General Mackenzie hatte im Februar 1871 das Kommando des 4. US-Kavallerieregiments in diesem Fort übernommen. Im März desselben Jahres beorderte man ihn nach Fort Richardson. Nun, ein Jahr später, war er für eine Inspektion mit einer Kompanie und einer Handvoll seiner ihm treu ergebenen Tonkawa-Spähern zurückgekommen. Oberstleutnant William Smith hatte man telegrafisch als Unterstützung im Kampf gegen marodierende Comanchen herbefohlen. Eine dementsprechende Depesche mussten Mackenzie und der jetzige Befehlshaber des Forts leider akzeptieren – ob sie nun wollten oder nicht. Mackenzie wollte durchaus nicht. Was, um Himmels willen, fragte er sich, hatte sich General Sherman, der derzeitige Oberbefehlshaber der US-Armee, nur dabei gedacht? Dieser neue Mann, der sich einbildete, etwas von Kriegsführung gegen die Indianer zu verstehen, war in seinen Augen eine völlige Niete. Noch dazu hatte er sich angemaßt, 80 Mann berittene Artillerie inkl.
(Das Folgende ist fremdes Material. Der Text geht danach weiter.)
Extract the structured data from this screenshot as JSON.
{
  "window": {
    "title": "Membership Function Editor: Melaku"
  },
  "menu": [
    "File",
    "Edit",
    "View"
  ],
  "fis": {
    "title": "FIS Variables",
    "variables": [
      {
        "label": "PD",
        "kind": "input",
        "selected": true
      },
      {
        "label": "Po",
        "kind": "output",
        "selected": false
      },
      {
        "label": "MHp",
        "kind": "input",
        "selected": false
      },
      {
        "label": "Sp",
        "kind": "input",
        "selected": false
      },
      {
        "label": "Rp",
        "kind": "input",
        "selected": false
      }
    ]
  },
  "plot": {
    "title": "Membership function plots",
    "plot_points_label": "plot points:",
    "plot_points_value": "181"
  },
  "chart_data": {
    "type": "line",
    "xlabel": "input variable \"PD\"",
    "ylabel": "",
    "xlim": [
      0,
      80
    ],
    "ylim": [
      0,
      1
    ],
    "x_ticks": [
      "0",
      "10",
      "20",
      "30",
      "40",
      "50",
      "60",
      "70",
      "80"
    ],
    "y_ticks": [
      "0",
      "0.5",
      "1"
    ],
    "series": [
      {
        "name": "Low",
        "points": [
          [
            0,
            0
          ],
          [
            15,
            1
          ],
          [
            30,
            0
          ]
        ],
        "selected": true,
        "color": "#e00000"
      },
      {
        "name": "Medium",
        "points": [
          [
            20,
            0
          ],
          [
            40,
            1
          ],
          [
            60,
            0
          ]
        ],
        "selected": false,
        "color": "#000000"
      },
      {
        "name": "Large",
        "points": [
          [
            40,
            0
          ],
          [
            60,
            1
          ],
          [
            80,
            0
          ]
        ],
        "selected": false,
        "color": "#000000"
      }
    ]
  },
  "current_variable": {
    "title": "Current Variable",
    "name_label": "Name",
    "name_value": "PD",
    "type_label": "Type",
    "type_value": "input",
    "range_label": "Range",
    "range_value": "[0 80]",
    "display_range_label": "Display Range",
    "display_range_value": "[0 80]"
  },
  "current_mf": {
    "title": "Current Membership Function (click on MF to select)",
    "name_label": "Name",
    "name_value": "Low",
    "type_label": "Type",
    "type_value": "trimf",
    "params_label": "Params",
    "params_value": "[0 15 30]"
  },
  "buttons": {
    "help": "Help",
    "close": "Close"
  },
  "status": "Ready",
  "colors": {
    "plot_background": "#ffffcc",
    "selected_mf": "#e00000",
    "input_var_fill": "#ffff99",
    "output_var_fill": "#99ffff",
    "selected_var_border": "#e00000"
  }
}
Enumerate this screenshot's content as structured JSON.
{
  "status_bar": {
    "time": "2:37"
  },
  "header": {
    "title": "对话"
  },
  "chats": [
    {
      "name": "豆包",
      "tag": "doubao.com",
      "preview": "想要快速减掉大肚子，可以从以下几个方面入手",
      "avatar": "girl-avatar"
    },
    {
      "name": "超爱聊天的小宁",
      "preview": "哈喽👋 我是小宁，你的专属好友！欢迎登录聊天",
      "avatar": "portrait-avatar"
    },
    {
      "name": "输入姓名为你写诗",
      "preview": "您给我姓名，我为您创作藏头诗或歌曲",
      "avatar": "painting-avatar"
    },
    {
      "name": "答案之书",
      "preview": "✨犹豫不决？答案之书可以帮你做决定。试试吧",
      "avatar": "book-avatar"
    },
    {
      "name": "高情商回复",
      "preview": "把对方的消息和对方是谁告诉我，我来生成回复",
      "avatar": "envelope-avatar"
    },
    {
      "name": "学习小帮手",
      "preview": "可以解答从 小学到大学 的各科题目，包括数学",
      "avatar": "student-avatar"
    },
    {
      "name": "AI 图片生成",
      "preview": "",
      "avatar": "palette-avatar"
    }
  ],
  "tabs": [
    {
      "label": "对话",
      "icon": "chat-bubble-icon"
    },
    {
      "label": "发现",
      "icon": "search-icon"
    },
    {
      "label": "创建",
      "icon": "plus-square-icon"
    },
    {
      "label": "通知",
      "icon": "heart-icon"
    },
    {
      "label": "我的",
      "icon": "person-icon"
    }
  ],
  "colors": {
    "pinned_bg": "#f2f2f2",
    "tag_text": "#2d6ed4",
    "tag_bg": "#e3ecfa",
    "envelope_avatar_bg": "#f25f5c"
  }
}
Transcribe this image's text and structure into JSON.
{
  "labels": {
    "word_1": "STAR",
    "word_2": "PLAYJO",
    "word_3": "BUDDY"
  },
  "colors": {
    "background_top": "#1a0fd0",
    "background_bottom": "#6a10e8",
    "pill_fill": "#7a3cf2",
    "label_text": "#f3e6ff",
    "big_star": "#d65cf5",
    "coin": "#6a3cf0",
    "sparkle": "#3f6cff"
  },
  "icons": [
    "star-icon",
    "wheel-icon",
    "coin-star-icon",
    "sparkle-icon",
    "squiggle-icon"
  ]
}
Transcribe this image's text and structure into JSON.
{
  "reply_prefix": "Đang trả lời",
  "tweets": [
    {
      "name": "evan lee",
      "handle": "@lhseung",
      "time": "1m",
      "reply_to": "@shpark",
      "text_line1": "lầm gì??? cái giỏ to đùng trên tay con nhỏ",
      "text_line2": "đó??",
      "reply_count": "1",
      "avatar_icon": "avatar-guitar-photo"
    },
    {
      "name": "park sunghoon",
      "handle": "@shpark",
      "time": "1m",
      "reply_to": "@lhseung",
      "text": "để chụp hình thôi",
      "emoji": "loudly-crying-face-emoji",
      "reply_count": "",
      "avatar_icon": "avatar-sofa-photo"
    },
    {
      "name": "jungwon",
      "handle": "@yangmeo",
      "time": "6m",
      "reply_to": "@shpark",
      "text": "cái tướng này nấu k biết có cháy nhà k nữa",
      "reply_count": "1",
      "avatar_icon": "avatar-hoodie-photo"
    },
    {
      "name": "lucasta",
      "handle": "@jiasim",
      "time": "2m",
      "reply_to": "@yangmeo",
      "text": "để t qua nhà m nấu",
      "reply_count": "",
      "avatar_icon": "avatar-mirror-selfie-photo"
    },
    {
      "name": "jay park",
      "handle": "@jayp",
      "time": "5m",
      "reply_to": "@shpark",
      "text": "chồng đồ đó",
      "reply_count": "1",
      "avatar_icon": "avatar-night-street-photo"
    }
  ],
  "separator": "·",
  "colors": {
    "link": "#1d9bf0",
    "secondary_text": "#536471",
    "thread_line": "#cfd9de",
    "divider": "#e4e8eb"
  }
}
Captain mitzubringen – dazu noch sechs Pawnee-Späher, die er ohne vorherige Absprache einfach dem Kavallerieregiment, das hier zur Zeit stationiert war, einverleibte – sehr zum Verdruss von Mackenzies bewährten Tonkawa-Spähern. Das würde unweigerlich Ärger mit sich bringen. Laut Shermans Befehl sollte er 180 Soldaten der Kavallerie hier aus dem Fort übernehmen, um mit ihnen und seiner Artillerie nach Westen aufzubrechen. Comanchen aufbringen, so hieß es – ohne auf Näheres einzugehen.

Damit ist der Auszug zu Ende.